Notre représentation du corps comme chose est le produit lui aussi d'un regard, c'est le regard moderne sur le corps, un regard efficace, parce que c'est d'avoir été posé comme chose qu'il peut être disséqué – c'est tout une histoire, l'avènement de la capacité de disséquer – et ensuite étudié avec infiniment de raffinement dans son anatomie, sa biologie, etc. Ces choses efficaces, cependant, sont ouvertes et rendues possibles par ce qui est habituellement un regard myope sur ce qu'il en est du corps. Cela est infiniment efficace en son lieu, et pourtant ça met en péril la capacité de regarder le corps comme autre chose qu'un objet, ça met en péril la capacité d'entendre véritablement ce qui est le corps. C'est pourquoi il faut nous habituer à penser le mot de corps – je parle ici de chaque corps – à partir de "se présenter" : le corps c'est se présenter.

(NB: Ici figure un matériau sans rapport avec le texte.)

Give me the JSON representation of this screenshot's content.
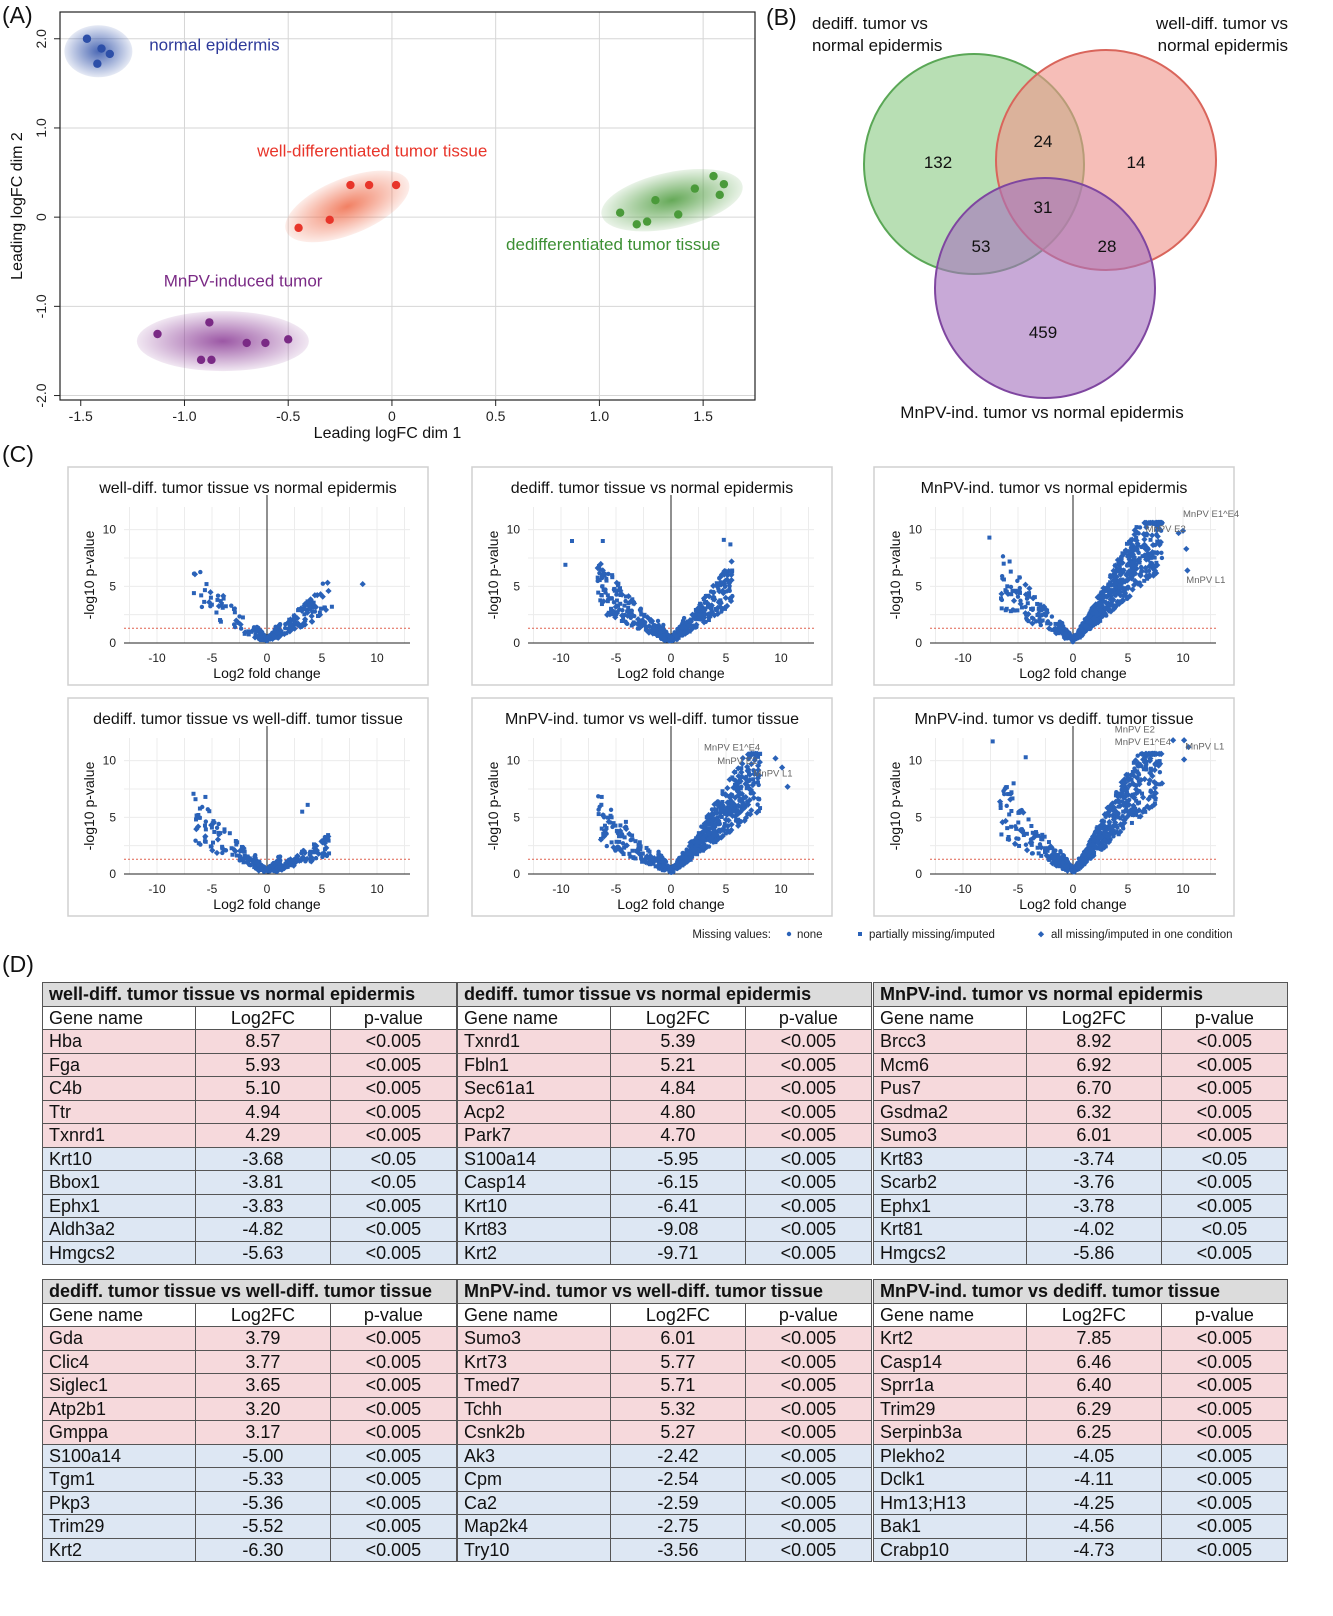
{
  "panel_labels": {
    "a": "(A)",
    "b": "(B)",
    "c": "(C)",
    "d": "(D)"
  },
  "chart_data": [
    {
      "type": "scatter",
      "panel": "A",
      "xlabel": "Leading logFC dim 1",
      "ylabel": "Leading logFC dim 2",
      "xlim": [
        -1.6,
        1.75
      ],
      "ylim": [
        -2.05,
        2.3
      ],
      "xticks": [
        "-1.5",
        "-1.0",
        "-0.5",
        "0",
        "0.5",
        "1.0",
        "1.5"
      ],
      "xtick_values": [
        -1.5,
        -1.0,
        -0.5,
        0,
        0.5,
        1.0,
        1.5
      ],
      "yticks": [
        "-2.0",
        "-1.0",
        "0",
        "1.0",
        "2.0"
      ],
      "ytick_values": [
        -2.0,
        -1.0,
        0,
        1.0,
        2.0
      ],
      "grid": true,
      "series": [
        {
          "name": "normal epidermis",
          "color": "#2d4fa8",
          "points": [
            [
              -1.47,
              2.0
            ],
            [
              -1.4,
              1.89
            ],
            [
              -1.36,
              1.83
            ],
            [
              -1.42,
              1.72
            ]
          ]
        },
        {
          "name": "well-differentiated tumor tissue",
          "color": "#e8352a",
          "points": [
            [
              -0.45,
              -0.12
            ],
            [
              -0.3,
              -0.03
            ],
            [
              -0.2,
              0.36
            ],
            [
              -0.11,
              0.36
            ],
            [
              0.02,
              0.36
            ]
          ]
        },
        {
          "name": "dedifferentiated tumor tissue",
          "color": "#4a9a3a",
          "points": [
            [
              1.1,
              0.05
            ],
            [
              1.18,
              -0.08
            ],
            [
              1.23,
              -0.05
            ],
            [
              1.27,
              0.19
            ],
            [
              1.38,
              0.03
            ],
            [
              1.46,
              0.32
            ],
            [
              1.55,
              0.46
            ],
            [
              1.58,
              0.25
            ],
            [
              1.6,
              0.37
            ]
          ]
        },
        {
          "name": "MnPV-induced tumor",
          "color": "#7a2a85",
          "points": [
            [
              -1.13,
              -1.31
            ],
            [
              -0.88,
              -1.18
            ],
            [
              -0.92,
              -1.6
            ],
            [
              -0.87,
              -1.6
            ],
            [
              -0.7,
              -1.41
            ],
            [
              -0.61,
              -1.41
            ],
            [
              -0.5,
              -1.37
            ]
          ]
        }
      ]
    },
    {
      "type": "venn",
      "panel": "B",
      "sets": [
        "dediff. tumor vs normal epidermis",
        "well-diff. tumor vs normal epidermis",
        "MnPV-ind. tumor vs normal epidermis"
      ],
      "set_title_lines": [
        [
          "dediff. tumor vs",
          "normal epidermis"
        ],
        [
          "well-diff. tumor vs",
          "normal epidermis"
        ],
        [
          "MnPV-ind. tumor vs normal epidermis"
        ]
      ],
      "counts": {
        "dediff_only": 132,
        "welldiff_only": 14,
        "mnpv_only": 459,
        "dediff_welldiff": 24,
        "dediff_mnpv": 53,
        "welldiff_mnpv": 28,
        "all_three": 31
      },
      "colors": [
        "#7fc27b",
        "#ee857b",
        "#9b66b5"
      ]
    },
    {
      "type": "scatter",
      "panel": "C",
      "subtype": "volcano",
      "xlabel": "Log2 fold change",
      "ylabel": "-log10 p-value",
      "xlim": [
        -13,
        13
      ],
      "ylim": [
        0,
        12
      ],
      "xticks": [
        "-10",
        "-5",
        "0",
        "5",
        "10"
      ],
      "xtick_values": [
        -10,
        -5,
        0,
        5,
        10
      ],
      "yticks": [
        "0",
        "5",
        "10"
      ],
      "ytick_values": [
        0,
        5,
        10
      ],
      "threshold": 1.3,
      "plots": [
        {
          "title": "well-diff. tumor tissue vs normal epidermis",
          "left": 2.0,
          "right": 1.4,
          "amp": 1.1,
          "nL": 55,
          "nR": 95,
          "outliers": [
            [
              -5.5,
              5.2
            ],
            [
              -5.1,
              4.0
            ],
            [
              -4.2,
              3.7
            ],
            [
              8.7,
              5.2
            ],
            [
              5.9,
              3.2
            ]
          ],
          "annotations": []
        },
        {
          "title": "dediff. tumor tissue vs normal epidermis",
          "left": 2.3,
          "right": 1.35,
          "amp": 1.35,
          "nL": 190,
          "nR": 190,
          "outliers": [
            [
              -9.6,
              6.9
            ],
            [
              -9.0,
              9.0
            ],
            [
              -6.2,
              9.0
            ],
            [
              4.8,
              9.1
            ],
            [
              5.4,
              8.7
            ],
            [
              5.3,
              4.7
            ]
          ],
          "annotations": []
        },
        {
          "title": "MnPV-ind. tumor vs normal epidermis",
          "left": 2.0,
          "right": 0.95,
          "amp": 1.3,
          "nL": 120,
          "nR": 520,
          "outliers": [
            [
              -7.6,
              9.3
            ],
            [
              -6.3,
              7.0
            ],
            [
              -5.5,
              4.6
            ],
            [
              10.0,
              9.9
            ],
            [
              10.3,
              8.3
            ],
            [
              9.6,
              9.7
            ],
            [
              10.4,
              6.4
            ]
          ],
          "annotations": [
            {
              "text": "MnPV E1^E4",
              "x": 10.0,
              "y": 11.1
            },
            {
              "text": "MnPV E2",
              "x": 6.6,
              "y": 9.8
            },
            {
              "text": "MnPV L1",
              "x": 10.3,
              "y": 5.3
            }
          ]
        },
        {
          "title": "dediff. tumor tissue vs well-diff. tumor tissue",
          "left": 1.7,
          "right": 2.0,
          "amp": 0.95,
          "nL": 110,
          "nR": 110,
          "outliers": [
            [
              -6.5,
              6.6
            ],
            [
              -5.6,
              6.8
            ],
            [
              3.7,
              6.1
            ],
            [
              3.2,
              5.5
            ]
          ],
          "annotations": []
        },
        {
          "title": "MnPV-ind. tumor vs well-diff. tumor tissue",
          "left": 2.2,
          "right": 1.0,
          "amp": 1.2,
          "nL": 130,
          "nR": 420,
          "outliers": [
            [
              -6.3,
              6.8
            ],
            [
              -5.4,
              5.0
            ],
            [
              -4.1,
              4.6
            ],
            [
              9.5,
              10.2
            ],
            [
              10.1,
              9.4
            ],
            [
              10.6,
              7.7
            ]
          ],
          "annotations": [
            {
              "text": "MnPV E1^E4",
              "x": 3.0,
              "y": 10.9
            },
            {
              "text": "MnPV E2",
              "x": 4.2,
              "y": 9.7
            },
            {
              "text": "MnPV L1",
              "x": 7.5,
              "y": 8.6
            }
          ]
        },
        {
          "title": "MnPV-ind. tumor vs dediff. tumor tissue",
          "left": 2.0,
          "right": 0.95,
          "amp": 1.35,
          "nL": 140,
          "nR": 440,
          "outliers": [
            [
              -7.3,
              11.7
            ],
            [
              -4.3,
              10.3
            ],
            [
              -5.4,
              8.0
            ],
            [
              9.1,
              12.1
            ],
            [
              10.1,
              12.4
            ],
            [
              10.5,
              11.2
            ],
            [
              10.1,
              10.1
            ]
          ],
          "annotations": [
            {
              "text": "MnPV E2",
              "x": 3.8,
              "y": 12.5
            },
            {
              "text": "MnPV E1^E4",
              "x": 3.8,
              "y": 11.4
            },
            {
              "text": "MnPV L1",
              "x": 10.2,
              "y": 11.0
            }
          ]
        }
      ],
      "legend": {
        "title": "Missing values:",
        "items": [
          "none",
          "partially missing/imputed",
          "all missing/imputed in one condition"
        ]
      }
    },
    {
      "type": "table",
      "panel": "D",
      "columns": [
        "Gene name",
        "Log2FC",
        "p-value"
      ],
      "tables": [
        {
          "title": "well-diff. tumor tissue vs normal epidermis",
          "rows": [
            [
              "Hba",
              "8.57",
              "<0.005"
            ],
            [
              "Fga",
              "5.93",
              "<0.005"
            ],
            [
              "C4b",
              "5.10",
              "<0.005"
            ],
            [
              "Ttr",
              "4.94",
              "<0.005"
            ],
            [
              "Txnrd1",
              "4.29",
              "<0.005"
            ],
            [
              "Krt10",
              "-3.68",
              "<0.05"
            ],
            [
              "Bbox1",
              "-3.81",
              "<0.05"
            ],
            [
              "Ephx1",
              "-3.83",
              "<0.005"
            ],
            [
              "Aldh3a2",
              "-4.82",
              "<0.005"
            ],
            [
              "Hmgcs2",
              "-5.63",
              "<0.005"
            ]
          ]
        },
        {
          "title": "dediff. tumor tissue vs normal epidermis",
          "rows": [
            [
              "Txnrd1",
              "5.39",
              "<0.005"
            ],
            [
              "Fbln1",
              "5.21",
              "<0.005"
            ],
            [
              "Sec61a1",
              "4.84",
              "<0.005"
            ],
            [
              "Acp2",
              "4.80",
              "<0.005"
            ],
            [
              "Park7",
              "4.70",
              "<0.005"
            ],
            [
              "S100a14",
              "-5.95",
              "<0.005"
            ],
            [
              "Casp14",
              "-6.15",
              "<0.005"
            ],
            [
              "Krt10",
              "-6.41",
              "<0.005"
            ],
            [
              "Krt83",
              "-9.08",
              "<0.005"
            ],
            [
              "Krt2",
              "-9.71",
              "<0.005"
            ]
          ]
        },
        {
          "title": "MnPV-ind. tumor vs normal epidermis",
          "rows": [
            [
              "Brcc3",
              "8.92",
              "<0.005"
            ],
            [
              "Mcm6",
              "6.92",
              "<0.005"
            ],
            [
              "Pus7",
              "6.70",
              "<0.005"
            ],
            [
              "Gsdma2",
              "6.32",
              "<0.005"
            ],
            [
              "Sumo3",
              "6.01",
              "<0.005"
            ],
            [
              "Krt83",
              "-3.74",
              "<0.05"
            ],
            [
              "Scarb2",
              "-3.76",
              "<0.005"
            ],
            [
              "Ephx1",
              "-3.78",
              "<0.005"
            ],
            [
              "Krt81",
              "-4.02",
              "<0.05"
            ],
            [
              "Hmgcs2",
              "-5.86",
              "<0.005"
            ]
          ]
        },
        {
          "title": "dediff. tumor tissue vs well-diff. tumor tissue",
          "rows": [
            [
              "Gda",
              "3.79",
              "<0.005"
            ],
            [
              "Clic4",
              "3.77",
              "<0.005"
            ],
            [
              "Siglec1",
              "3.65",
              "<0.005"
            ],
            [
              "Atp2b1",
              "3.20",
              "<0.005"
            ],
            [
              "Gmppa",
              "3.17",
              "<0.005"
            ],
            [
              "S100a14",
              "-5.00",
              "<0.005"
            ],
            [
              "Tgm1",
              "-5.33",
              "<0.005"
            ],
            [
              "Pkp3",
              "-5.36",
              "<0.005"
            ],
            [
              "Trim29",
              "-5.52",
              "<0.005"
            ],
            [
              "Krt2",
              "-6.30",
              "<0.005"
            ]
          ]
        },
        {
          "title": "MnPV-ind. tumor vs well-diff. tumor tissue",
          "rows": [
            [
              "Sumo3",
              "6.01",
              "<0.005"
            ],
            [
              "Krt73",
              "5.77",
              "<0.005"
            ],
            [
              "Tmed7",
              "5.71",
              "<0.005"
            ],
            [
              "Tchh",
              "5.32",
              "<0.005"
            ],
            [
              "Csnk2b",
              "5.27",
              "<0.005"
            ],
            [
              "Ak3",
              "-2.42",
              "<0.005"
            ],
            [
              "Cpm",
              "-2.54",
              "<0.005"
            ],
            [
              "Ca2",
              "-2.59",
              "<0.005"
            ],
            [
              "Map2k4",
              "-2.75",
              "<0.005"
            ],
            [
              "Try10",
              "-3.56",
              "<0.005"
            ]
          ]
        },
        {
          "title": "MnPV-ind. tumor vs dediff. tumor tissue",
          "rows": [
            [
              "Krt2",
              "7.85",
              "<0.005"
            ],
            [
              "Casp14",
              "6.46",
              "<0.005"
            ],
            [
              "Sprr1a",
              "6.40",
              "<0.005"
            ],
            [
              "Trim29",
              "6.29",
              "<0.005"
            ],
            [
              "Serpinb3a",
              "6.25",
              "<0.005"
            ],
            [
              "Plekho2",
              "-4.05",
              "<0.005"
            ],
            [
              "Dclk1",
              "-4.11",
              "<0.005"
            ],
            [
              "Hm13;H13",
              "-4.25",
              "<0.005"
            ],
            [
              "Bak1",
              "-4.56",
              "<0.005"
            ],
            [
              "Crabp10",
              "-4.73",
              "<0.005"
            ]
          ]
        }
      ]
    }
  ]
}
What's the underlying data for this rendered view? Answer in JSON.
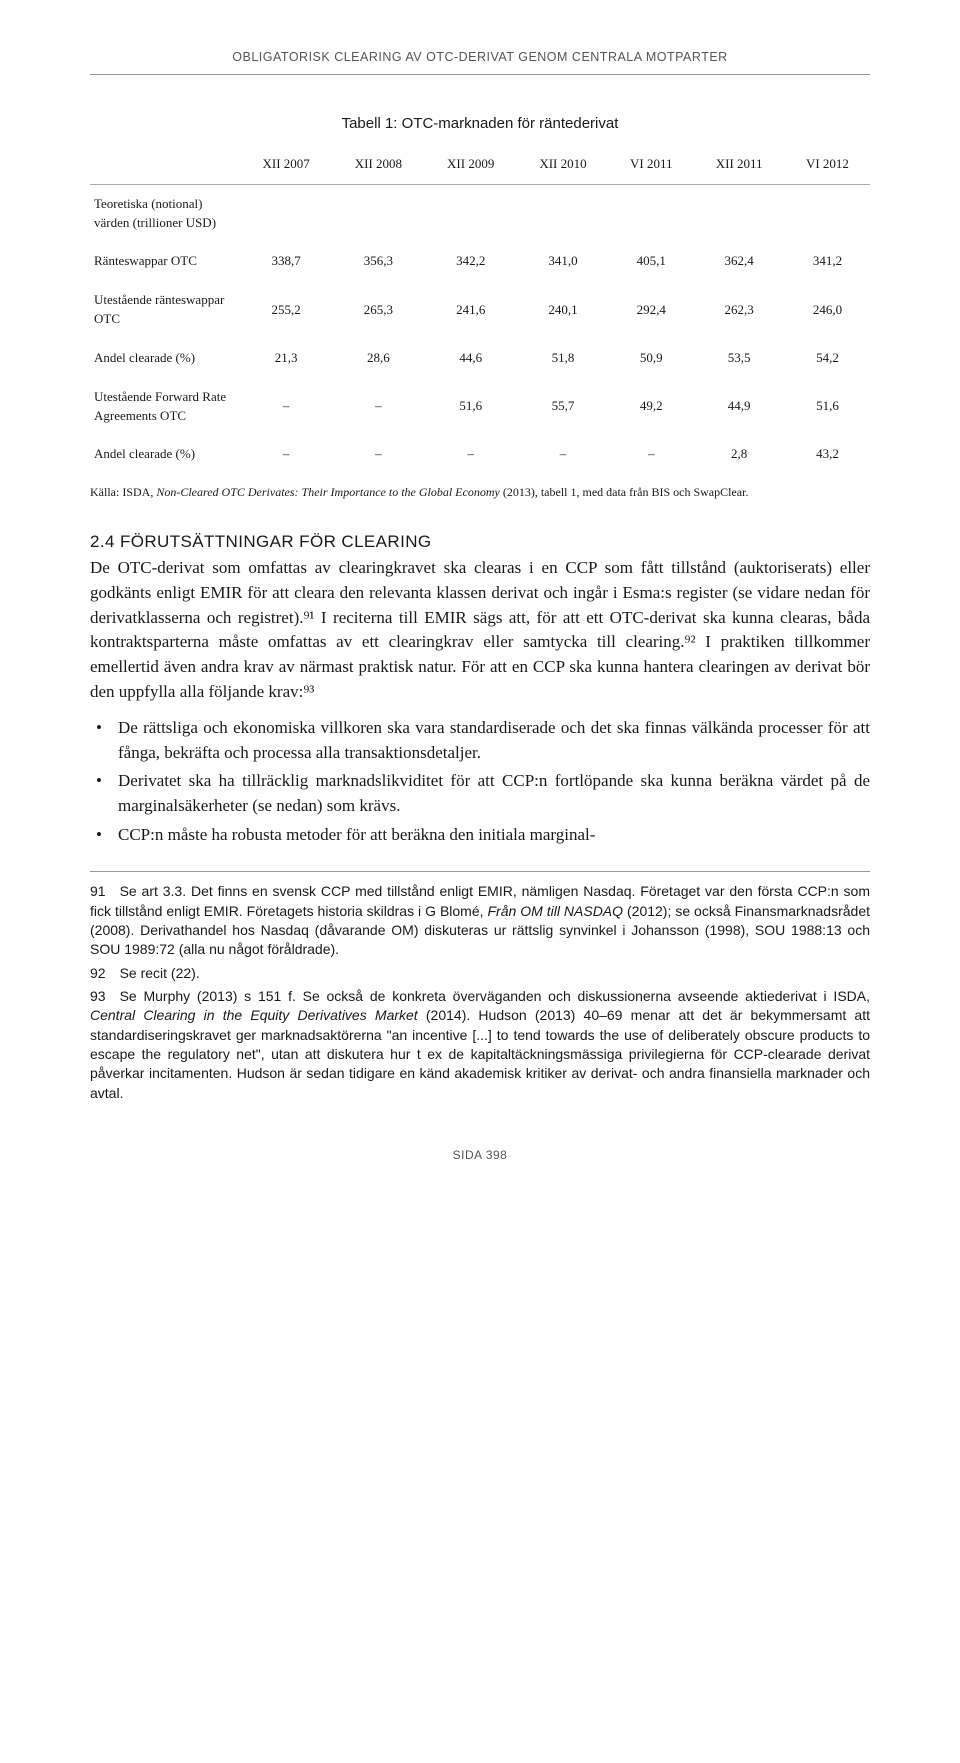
{
  "running_head": "OBLIGATORISK CLEARING AV OTC-DERIVAT GENOM CENTRALA MOTPARTER",
  "table": {
    "title": "Tabell 1: OTC-marknaden för räntederivat",
    "columns": [
      "",
      "XII 2007",
      "XII 2008",
      "XII 2009",
      "XII 2010",
      "VI 2011",
      "XII 2011",
      "VI 2012"
    ],
    "rows": [
      {
        "label": "Teoretiska (notional) värden (trillioner USD)",
        "cells": [
          "",
          "",
          "",
          "",
          "",
          "",
          ""
        ]
      },
      {
        "label": "Ränteswappar OTC",
        "cells": [
          "338,7",
          "356,3",
          "342,2",
          "341,0",
          "405,1",
          "362,4",
          "341,2"
        ]
      },
      {
        "label": "Utestående ränteswappar OTC",
        "cells": [
          "255,2",
          "265,3",
          "241,6",
          "240,1",
          "292,4",
          "262,3",
          "246,0"
        ]
      },
      {
        "label": "Andel clearade (%)",
        "cells": [
          "21,3",
          "28,6",
          "44,6",
          "51,8",
          "50,9",
          "53,5",
          "54,2"
        ]
      },
      {
        "label": "Utestående Forward Rate Agreements OTC",
        "cells": [
          "–",
          "–",
          "51,6",
          "55,7",
          "49,2",
          "44,9",
          "51,6"
        ]
      },
      {
        "label": "Andel clearade (%)",
        "cells": [
          "–",
          "–",
          "–",
          "–",
          "–",
          "2,8",
          "43,2"
        ]
      }
    ],
    "source_prefix": "Källa: ISDA, ",
    "source_italic": "Non-Cleared OTC Derivates: Their Importance to the Global Economy",
    "source_suffix": " (2013), tabell 1, med data från BIS och SwapClear."
  },
  "section_heading": "2.4 FÖRUTSÄTTNINGAR FÖR CLEARING",
  "body_para": "De OTC-derivat som omfattas av clearingkravet ska clearas i en CCP som fått tillstånd (auktoriserats) eller godkänts enligt EMIR för att cleara den relevanta klassen derivat och ingår i Esma:s register (se vidare nedan för derivatklasserna och registret).⁹¹ I reciterna till EMIR sägs att, för att ett OTC-derivat ska kunna clearas, båda kontraktsparterna måste omfattas av ett clearingkrav eller samtycka till clearing.⁹² I praktiken tillkommer emellertid även andra krav av närmast praktisk natur. För att en CCP ska kunna hantera clearingen av derivat bör den uppfylla alla följande krav:⁹³",
  "bullets": [
    "De rättsliga och ekonomiska villkoren ska vara standardiserade och det ska finnas välkända processer för att fånga, bekräfta och processa alla transaktionsdetaljer.",
    "Derivatet ska ha tillräcklig marknadslikviditet för att CCP:n fortlöpande ska kunna beräkna värdet på de marginalsäkerheter (se nedan) som krävs.",
    "CCP:n måste ha robusta metoder för att beräkna den initiala marginal-"
  ],
  "footnotes": {
    "f91_a": "91 Se art 3.3. Det finns en svensk CCP med tillstånd enligt EMIR, nämligen Nasdaq. Företaget var den första CCP:n som fick tillstånd enligt EMIR. Företagets historia skildras i G Blomé, ",
    "f91_i": "Från OM till NASDAQ",
    "f91_b": " (2012); se också Finansmarknadsrådet (2008). Derivathandel hos Nasdaq (dåvarande OM) diskuteras ur rättslig synvinkel i Johansson (1998), SOU 1988:13 och SOU 1989:72 (alla nu något föråldrade).",
    "f92": "92 Se recit (22).",
    "f93_a": "93 Se Murphy (2013) s 151 f. Se också de konkreta överväganden och diskussionerna avseende aktiederivat i ISDA, ",
    "f93_i": "Central Clearing in the Equity Derivatives Market",
    "f93_b": " (2014). Hudson (2013) 40–69 menar att det är bekymmersamt att standardiseringskravet ger marknadsaktörerna \"an incentive [...] to tend towards the use of deliberately obscure products to escape the regulatory net\", utan att diskutera hur t ex de kapitaltäckningsmässiga privilegierna för CCP-clearade derivat påverkar incitamenten. Hudson är sedan tidigare en känd akademisk kritiker av derivat- och andra finansiella marknader och avtal."
  },
  "page_number": "SIDA 398"
}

Rappelez-vous que nous avions un problème dans notre constante réduction à "chose" : nous disions que le pain, la vie, la lumière, ça ne pouvait pas se penser comme choses et j'invitais à les penser à partir de l'infinitif. C'est quelque chose un peu du même genre ici : le corps c'est se présenter.



[1] Cette réflexion de J-M Martin venait à la suite d'une réflexion de quelqu'un qui rappelait une considération faite la veille que l'homme est "parlé" pour le meilleur et pour le pire (ça parl en nous) : « Ce que nous avons dit hier sur le fait que ça parle en nous m'a beaucoup intéressé. Est-ce que pour éviter de personnifier ce logos (cette parole), on pourrait considérer l'acte de parler ou même l'acte d'entendre ? »

[2] Voir le message HEIDEGGER et les verbes de la sensorialité. Extraits du "Principe de raison" sur le blog, dans le tag Heidegger.